I am in a really good mood right now, and for once I know why:
1. Skins is back
2. I'm going out to a friend's 18th tomorrow
3. I've got two offers
4. I have a lava lamp that is better than TV
5. I just had pizza
6. Soon I know it will be summer

Today the sun came out properly for the first time in a ridiculously long time. I got flashbacks from last year when we all used to hang out in the Priory drinking 55p lemonade and playing tag. I really miss just being about to go out in jeans and a tee without worrying about how many layers you might need, or whether you should wear the shoes without holes today.

Either way, I'm getting some sun this year: I'm either going to the south of France or Lanzarote in August after my 18th.

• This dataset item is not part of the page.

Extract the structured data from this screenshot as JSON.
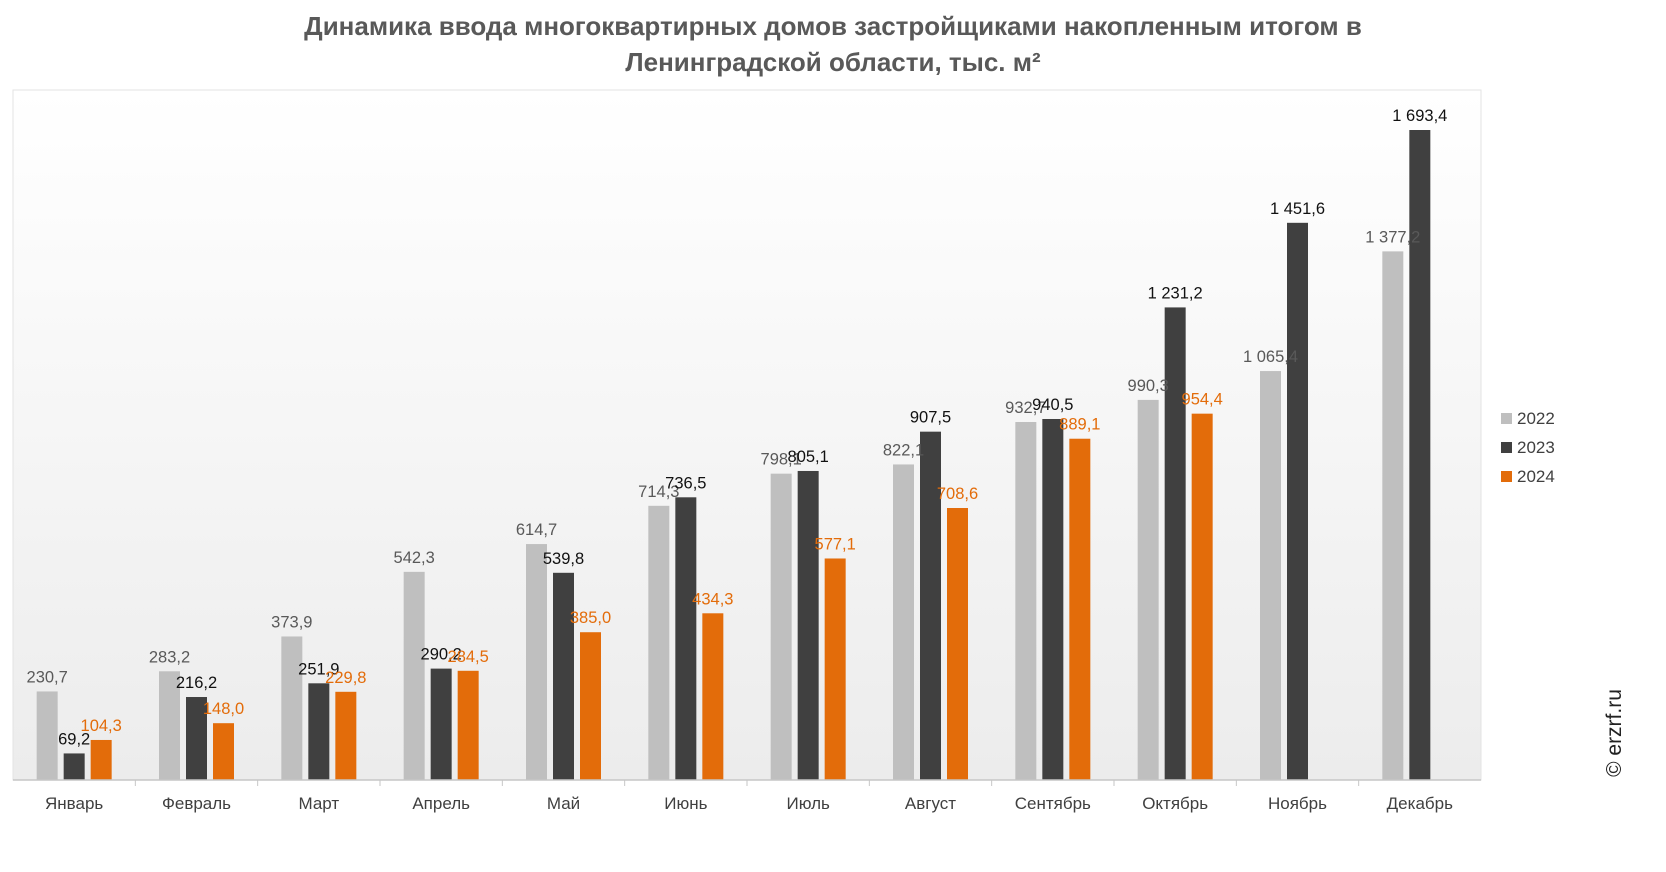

Today, apparently some 'politician-y' lady came in to have a little chat with some of the school's more intellectual students. I'm sure most of you read what happened in SBHx's blog.
She was a bit of a wanker.

A bit arrogant and aloof, and ever so slightly controversial.
A bit like Sarah Palin with her Creationist views blabbering on about how the polar bears will be fine because they'll adapt (synonym: evolve [evolutionary theory? Fail?]). Anyway, her speech patterns sounded about as relevant as:

Yeah.

I really can't stand people thinking they're intelligent when they're actually about as sharp as a brick. They should all be banished to Alabama.
In Psychology, we are learning about gender. One of the areas we've touched on is why men rape women. There are many totally irrelevant and inappropriate theories, one being that men do it because they are unable to 'maintain their status' (unable to pull) so they jump on any reasonably attractive and young woman in order to 'ensure reproductive success' (get her pregnant).
Excuse me? Since when do men engage in casual sex for baby making? Are they even aware that sex can result in babies? A majority of the male population need to be trapped inside a marriage before they'll even contemplate having children. I doubt rape is a get out of jail card from their genetic dead end.
And isn't ironic how most men won't even look twice at girls in bars unless they're shoe-horned into a tiny skirt with liberal amounts of cleavage on show? It's a delicate balance, I'm telling you. Tomorrow night, for example, I'll probably* wear heels and a relatively short skirt, however there will be NO cleavage. I'm going to be practically strapping them down*.
None. It's a bloody honey trap. And once you accidentally reel them in, there is no escape.
Next thing you know....
You're Facebook friends.
*(Definitely)
**(Do you guys have any idea how lucky you are? Ever tried running up stairs with boobs and no bra? Didn't think so.)